FFT window and overlap

I got interested in FFT window types when designing my parametric Fourier filter, which is supposed to do extreme filtering in frequency domain. The filter seemed to benefit from windowing and 4 times overlap of FFT frames. My ears were convinced, but why and how does it work? On this page I want to figure that out in detail.

Windows are designed to reduce the problem of spectral leakage. Leakage occurs with every frequency component that is not harmonic with the FFT fundamental. The correlation for such an inharmonic sinusoid will spread over all bins. There is a peak and a base in the spectrum of this sinusoid, but the contour can be manipulated by applying one or the other window type. Window functions are multiplied with the FFT input signal. They modulate that signal, thereby altering the leakage character of the analysis.

Using no window whatsoever is equivalent to a rectangular window, which multiplies the input signal with 1 at all indexes of the FFT frame and 0 elsewhere.

A simple smooth window function is the Hann window (named after Julius von Hann), and it looks like this:

The function is identical to sin²(pi*x/8).

Intuitively, I would think a window should be symmetric. The plot looks symmetric at first sight, but here, as so often, a one-sample-complication pops up. Should the Hann window be defined 0.5-0.5cos(2*pi*x/N) or 0.5-0.5cos(2*pi*x/(N-1))? I found both (amongst even more) definitions, from various sources. Following the first formula for N=8, the eight discrete samples of the window function can be plotted at indexes 0 - 7:

That is not symmetric! So let me try the second formula, with N-1 as the divisor, for the same N=8 case:

Now the window is symmetric. But it does no longer have the FFT's periodicity. Despite my initial preference for a symmetric window, I now tend to believe it should rather match the FFT's periodicity than be symmetric. We will encounter some arguments for that later on. Below, the terms of the (non-symmetric) window are plotted separately:

Both terms are frequency components of the Fourier matrix proper, and analysing an N-point Hann window with an N-point DFT, the spectrum magnitude coefficients are:

x[0] 0.5 (DC)
x[1] -0.25 (fundamental)
x[N-1] -0.25 (conjugate of the fundamental)

The window function 0.5-0.5cos(2*pi*x/N) can also be identified as: 0.5+0.5cos(2*pi*(x+N/2)/N). Written like that, it shows up as a time-shifted version of a window centered round zero.

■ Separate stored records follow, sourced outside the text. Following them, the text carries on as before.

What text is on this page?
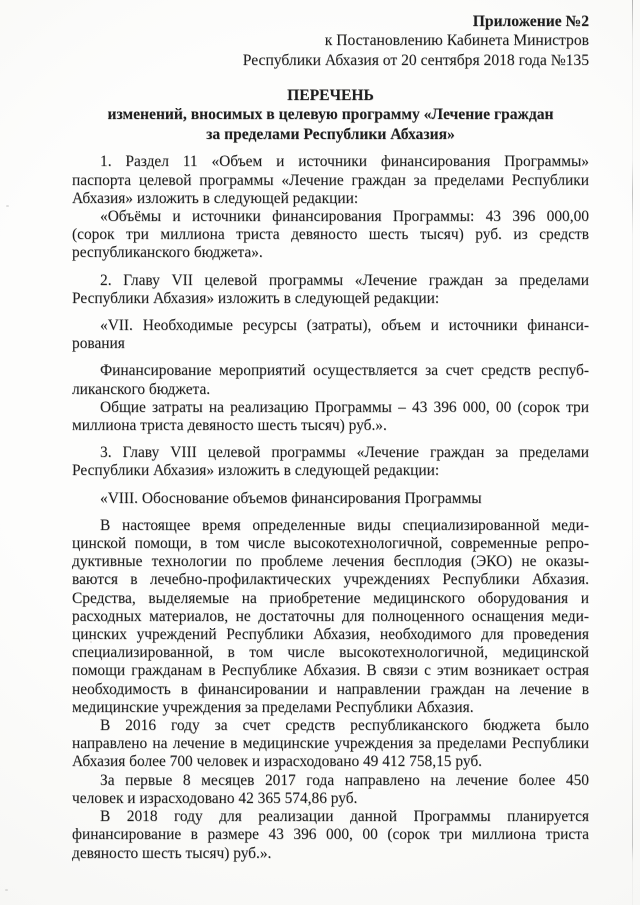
Приложение №2
к Постановлению Кабинета Министров
Республики Абхазия от 20 сентября 2018 года №135
ПЕРЕЧЕНЬ
изменений, вносимых в целевую программу «Лечение граждан
за пределами Республики Абхазия»
1. Раздел 11 «Объем и источники финансирования Программы»
паспорта целевой программы «Лечение граждан за пределами Республики
Абхазия» изложить в следующей редакции:
«Объёмы и источники финансирования Программы: 43 396 000,00
(сорок три миллиона триста девяносто шесть тысяч) руб. из средств
республиканского бюджета».
2. Главу VII целевой программы «Лечение граждан за пределами
Республики Абхазия» изложить в следующей редакции:
«VII. Необходимые ресурсы (затраты), объем и источники финанси-
рования
Финансирование мероприятий осуществляется за счет средств респуб-
ликанского бюджета.
Общие затраты на реализацию Программы – 43 396 000, 00 (сорок три
миллиона триста девяносто шесть тысяч) руб.».
3. Главу VIII целевой программы «Лечение граждан за пределами
Республики Абхазия» изложить в следующей редакции:
«VIII. Обоснование объемов финансирования Программы
В настоящее время определенные виды специализированной меди-
цинской помощи, в том числе высокотехнологичной, современные репро-
дуктивные технологии по проблеме лечения бесплодия (ЭКО) не оказы-
ваются в лечебно-профилактических учреждениях Республики Абхазия.
Средства, выделяемые на приобретение медицинского оборудования и
расходных материалов, не достаточны для полноценного оснащения меди-
цинских учреждений Республики Абхазия, необходимого для проведения
специализированной, в том числе высокотехнологичной, медицинской
помощи гражданам в Республике Абхазия. В связи с этим возникает острая
необходимость в финансировании и направлении граждан на лечение в
медицинские учреждения за пределами Республики Абхазия.
В 2016 году за счет средств республиканского бюджета было
направлено на лечение в медицинские учреждения за пределами Республики
Абхазия более 700 человек и израсходовано 49 412 758,15 руб.
За первые 8 месяцев 2017 года направлено на лечение более 450
человек и израсходовано 42 365 574,86 руб.
В 2018 году для реализации данной Программы планируется
финансирование в размере 43 396 000, 00 (сорок три миллиона триста
девяносто шесть тысяч) руб.».
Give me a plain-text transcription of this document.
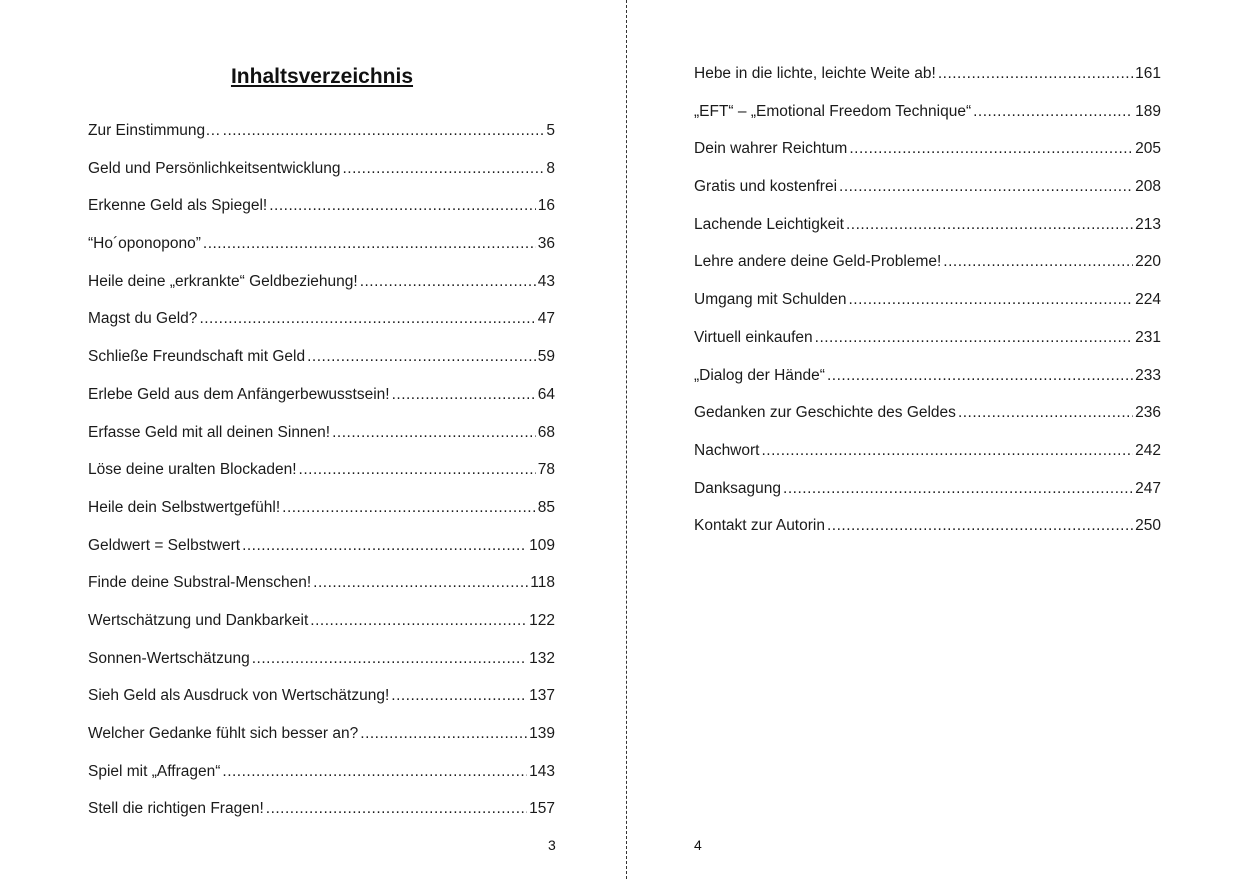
Inhaltsverzeichnis
Zur Einstimmung… .....	5
Geld und Persönlichkeitsentwicklung .....	8
Erkenne Geld als Spiegel! .....	16
“Ho´oponopono” .....	36
Heile deine „erkrankte“ Geldbeziehung! .....	43
Magst du Geld? .....	47
Schließe Freundschaft mit Geld .....	59
Erlebe Geld aus dem Anfängerbewusstsein! .....	64
Erfasse Geld mit all deinen Sinnen! .....	68
Löse deine uralten Blockaden! .....	78
Heile dein Selbstwertgefühl! .....	85
Geldwert = Selbstwert .....	109
Finde deine Substral-Menschen! .....	118
Wertschätzung und Dankbarkeit .....	122
Sonnen-Wertschätzung .....	132
Sieh Geld als Ausdruck von Wertschätzung! .....	137
Welcher Gedanke fühlt sich besser an? .....	139
Spiel mit „Affragen“ .....	143
Stell die richtigen Fragen! .....	157
3
Hebe in die lichte, leichte Weite ab! .....	161
„EFT“ – „Emotional Freedom Technique“ .....	189
Dein wahrer Reichtum .....	205
Gratis und kostenfrei .....	208
Lachende Leichtigkeit .....	213
Lehre andere deine Geld-Probleme! .....	220
Umgang mit Schulden .....	224
Virtuell einkaufen .....	231
„Dialog der Hände“ .....	233
Gedanken zur Geschichte des Geldes .....	236
Nachwort .....	242
Danksagung .....	247
Kontakt zur Autorin .....	250
4
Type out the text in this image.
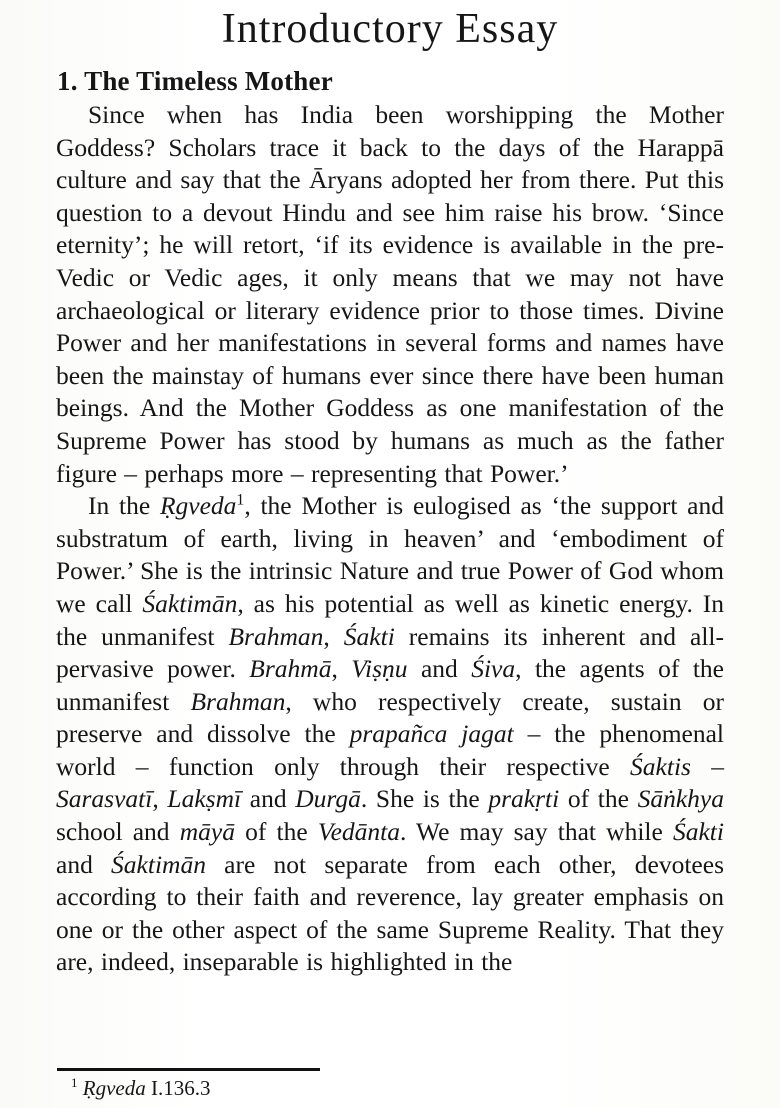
Introductory Essay
1. The Timeless Mother

Since when has India been worshipping the Mother Goddess? Scholars trace it back to the days of the Harappā culture and say that the Āryans adopted her from there. Put this question to a devout Hindu and see him raise his brow. ‘Since eternity’; he will retort, ‘if its evidence is available in the pre-Vedic or Vedic ages, it only means that we may not have archaeological or literary evidence prior to those times. Divine Power and her manifestations in several forms and names have been the mainstay of humans ever since there have been human beings. And the Mother Goddess as one manifestation of the Supreme Power has stood by humans as much as the father figure – perhaps more – representing that Power.’

In the Ṛgveda$^1$, the Mother is eulogised as ‘the support and substratum of earth, living in heaven’ and ‘embodiment of Power.’ She is the intrinsic Nature and true Power of God whom we call Śaktimān, as his potential as well as kinetic energy. In the unmanifest Brahman, Śakti remains its inherent and all-pervasive power. Brahmā, Viṣṇu and Śiva, the agents of the unmanifest Brahman, who respectively create, sustain or preserve and dissolve the prapañca jagat – the phenomenal world – function only through their respective Śaktis – Sarasvatī, Lakṣmī and Durgā. She is the prakṛti of the Sāṅkhya school and māyā of the Vedānta. We may say that while Śakti and Śaktimān are not separate from each other, devotees according to their faith and reverence, lay greater emphasis on one or the other aspect of the same Supreme Reality. That they are, indeed, inseparable is highlighted in the

$^1$ Ṛgveda I.136.3
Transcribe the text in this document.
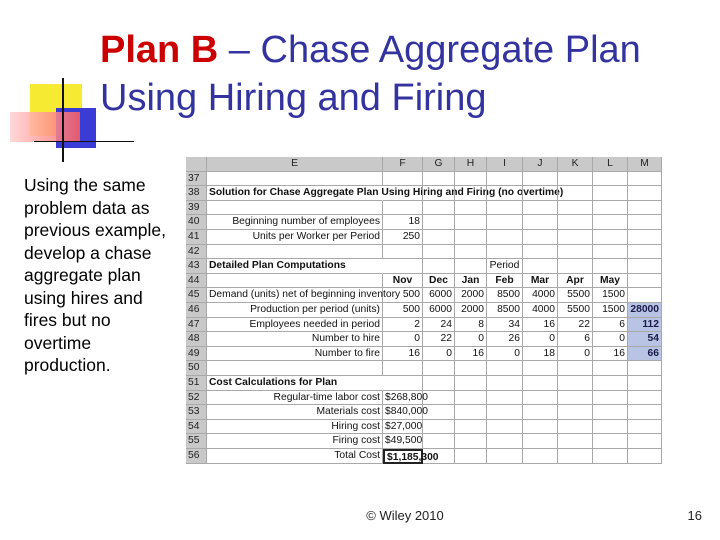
Plan B – Chase Aggregate Plan Using Hiring and Firing
Using the same problem data as previous example, develop a chase aggregate plan using hires and fires but no overtime production.
E	F	G	H	I	J	K	L	M
37
38 Solution for Chase Aggregate Plan Using Hiring and Firing (no overtime)
39
40	Beginning number of employees	18
41	Units per Worker per Period	250
42
43 Detailed Plan Computations	Period
44	Nov	Dec	Jan	Feb	Mar	Apr	May
45 Demand (units) net of beginning inventory 500 6000 2000	8500	4000	5500	1500
46	Production per period (units)	500 6000 2000	8500	4000	5500	1500 28000
47	Employees needed in period	2	24	8	34	16	22	6	112
48	Number to hire	0	22	0	26	0	6	0	54
49	Number to fire	16	0	16	0	18	0	16	66
50
51 Cost Calculations for Plan
52	Regular-time labor cost $268,800
53	Materials cost $840,000
54	Hiring cost $27,000
55	Firing cost $49,500
56	Total Cost $1,185,300
© Wiley 2010	16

With time zero at the center of an FFT frame, the window's cosine component is at zero phase and thus positive:

The sum of these terms is equal to cos²(pi*x/8), and the Hann window is sometimes called squared cosine window. In terms of frequency components, very few windows are simpler than Hann's. But is it effective? Before running this and other windows on test functions, and analyse effects, I need to raise another (in retrospect quite naive) question.

Since a window is actually an amplitude modulation of the FFT input signal, must we not demodulate after reverting from frequency domain to time domain, to restore the signal? The focus in text(book)s is always more on analysis than resynthesis. Till now I have seen very little comment on this, and the following it just my guess.

It seems to me that demodulation or de-windowing is impossible with a window like Hann's. Since the function has some very small values and even a zero, the multiplications can not be inverted. So, should we use a different window type in case of FFT/IFFT jobs? Like the Hamming window, defined 0.54-0.46cos(2*pi*x/N), which has larger values at the extremes? In that case, demodulation would be an option. But must we demodulate anyway? Generally, FFT/IFFT is done with window&overlap. With 2 times overlap, and using the (non-symmetric!) Hann window, the sum of the overlapping window functions is exactly 1 everywhere:

The constant sum implies a proper reconstruction of the signal after IFFT and summation of the overlapping frames. This will not be the case with the 0.5-0.5cos(2*pi*x/(N-1)) formula. So that could be one reason to use a non-symmetric window function.

The constant sum arises from the fact that a cosine function has a mirror-symmetry in the vertical direction. Adding more cosines of different periodicity to the window function will make it sleeker and disrupt the vertical symmetry. Below, two-times-overlapping Blackman windows are plotted, with formula 0.42-0.5cos(2*pi*x/N)+0.08cos(4*pi*x). The sum of these is not a constant at all:

The fluctuating sum translates in amplitude modulation of the reconstructed signal after IFFT. Theoretically, this modulation could be undone after summing the reconstructed frames. But it would mean that certain portions of the complete signal have less weight in the analysis than others, that's not fair.

When four-times-overlapping Blackman windows are plotted, and the sum of these, a neatly constant sum appears again:

From these plots I can understand why some window types can not be used with two times overlap, and require four (or maybe even more) times overlap.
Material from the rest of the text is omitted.